Abita in una città dove la concentrazione di storici dell’arte è altissima. Eppure è riuscita ad imporsi anche a Firenze. Lo scorso gennaio Patricia Lurati, cresciuta a Gentilino, ha inaugurato “Animalia Fashion”, una mostra da lei curata a Palazzo Pitti. “Nella vita sono i fallimenti – dice - a farci ancor più apprezzare i successi”.

Come nasce il suo amore per l’arte?

Da piccola volevo fare la ballerina del circo, ero affascinata dal mondo circense. Poi, al liceo ho avuto una professoressa che mi ha fatto molto amare la storia dell’arte, materia che ho deciso di studiare all’Università di Firenze e di Siena. Lavorare nel campo dell’arte scrivendo e organizzando mostre è molto difficile, quindi il mio è stato, e ancora è, un percorso ‘articolato’. Per esempio ho lavorato per una casa editrice e attualmente insegno storia della moda italiana alla New York University di Firenze.

Lavorare nel campo artistico non è semplice: come hanno reagito i suoi genitori?

I miei genitori mi hanno sempre lasciato libertà di scelta. Pur sapendo che non sarebbe stato facile trovare un lavoro nel campo della storia dell’arte mi hanno sempre appoggiata e sostenuta, e continuano a farlo.

Quanto è stato importante adattarsi?

Caratterialmente non sono una persona che ama adattarsi. Se però s’intende fare esperienze che esulano dal proprio ambito lavorativo lo trovo utilissimo.

Non ho avuto un percorso lineare: durante gli studi ho lavorato da un antiquario, presso una casa d’aste e come commessa.

Finita la specializzazione sono stata assistente personale del direttore associato del Metropolitan Museum nell’ufficio di Ginevra e, una volta rientrata a Firenze, mi sono occupata della segreteria organizzativa di una società che realizzava mostre e cataloghi d’arte. Ciascuna di queste esperienze si è rivelata utile per la mia formazione e per la mia attuale attività lavorativa. Con l’età sto anche cercando d’imparare a essere più conciliante: per ottenere quello che si vuole a volte bisogna, anche a malincuore, scendere a compromessi. Unica eccezione, almeno per me, è non abbassare mai il livello qualitativo, sono sicura che gli altri percepiscono questo rigore e lo apprezzano.

Image

Ognuno di noi è artista della propria vita: che lo sappia o no, che lo voglia o no, che gli piaccia o no”. La frase è di Zigmunt Bauman, sociologo. È d’accordo?

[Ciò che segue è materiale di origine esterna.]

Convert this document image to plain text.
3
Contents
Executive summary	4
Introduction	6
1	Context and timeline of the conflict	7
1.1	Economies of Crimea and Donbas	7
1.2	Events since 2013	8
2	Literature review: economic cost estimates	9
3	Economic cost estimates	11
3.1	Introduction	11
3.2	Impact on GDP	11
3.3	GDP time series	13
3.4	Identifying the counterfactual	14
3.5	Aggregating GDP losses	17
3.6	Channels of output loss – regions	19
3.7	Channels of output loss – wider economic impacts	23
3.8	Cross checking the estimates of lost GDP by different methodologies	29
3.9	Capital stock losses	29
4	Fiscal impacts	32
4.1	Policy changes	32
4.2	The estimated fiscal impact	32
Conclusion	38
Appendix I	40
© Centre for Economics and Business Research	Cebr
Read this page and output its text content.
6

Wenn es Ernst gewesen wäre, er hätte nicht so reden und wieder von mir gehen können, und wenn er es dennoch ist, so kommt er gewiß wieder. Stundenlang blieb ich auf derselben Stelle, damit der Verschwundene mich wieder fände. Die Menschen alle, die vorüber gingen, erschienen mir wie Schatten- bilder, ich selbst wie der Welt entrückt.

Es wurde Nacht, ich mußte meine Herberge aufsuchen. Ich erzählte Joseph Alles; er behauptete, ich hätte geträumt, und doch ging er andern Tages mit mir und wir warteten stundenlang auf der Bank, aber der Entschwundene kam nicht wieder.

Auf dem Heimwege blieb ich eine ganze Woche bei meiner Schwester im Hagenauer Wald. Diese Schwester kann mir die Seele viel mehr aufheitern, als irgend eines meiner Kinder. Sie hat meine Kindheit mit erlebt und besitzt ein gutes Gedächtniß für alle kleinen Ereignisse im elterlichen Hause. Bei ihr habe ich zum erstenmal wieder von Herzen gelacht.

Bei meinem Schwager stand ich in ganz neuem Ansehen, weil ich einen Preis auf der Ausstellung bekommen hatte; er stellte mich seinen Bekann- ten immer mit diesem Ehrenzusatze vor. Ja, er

Si, credo davvero che con l’impegno, la costanza e un pizzico di fortuna, che non guasta mai, si possa riuscire a raggiungere i propri obiettivi. Ovviamente bisogna essere dotati in partenza di spirito critico che non ci faccia ambire a mete irraggiungibili o per le quali non abbiamo nessuna attitudine.

Conta più la fortuna o la dedizione?

Senza ombra di dubbio la dedizione, e questa è possibile solo grazie all’amore e alla passione per le cose che facciamo. Sono questi sentimenti che ci rendono la fatica e i sacrifici meno pesanti. Ma è anche importante trovare sempre e comunque un lato del nostro lavoro che ci diverta e che stimoli continuamente la nostra curiosità.

Lei ha incontrato più ostacoli o opportunità?

Non saprei quantificare. Ora sono in un periodo pieno di soddisfazioni professionali, tra cui la mostra sulla moda contemporanea intitolata “Animalia Fashion” che terminerà il prossimo 5 maggio a Palazzo Pitti, e quindi tendo a dimenticare gli ostacoli che ho dovuto affrontare e superare.

Ma bisogna sempre impegnarsi al massimo, godere dei propri successi e non abbassare mai il livello di guardia perché la vita è un costante alternarsi di alti e bassi.

E non dimenticare mai che i successi comportano sempre e per tutti enormi fatiche.

Si ricorda la prima difficoltà che incontrò lungo il suo percorso professionale? Come reagì?

Vivere in una città dove non avevo una rete di conoscenze e amicizie che mi potessero aiutare in campo lavorativo. E soprattutto abitare a Firenze dove la concentrazione di storici dell’arte è altissima. Nella mia vita ho però avuto la fortuna d’incontrare alcune persone che, pur non lavorando nel mio ambito, hanno dimostrato grande fiducia nelle mie possibilità e, quando hanno potuto, mi hanno aiutata. Li considero gli incontri fortunati e inaspettati che la vita ci regala, una sorta di “angeli custodi”.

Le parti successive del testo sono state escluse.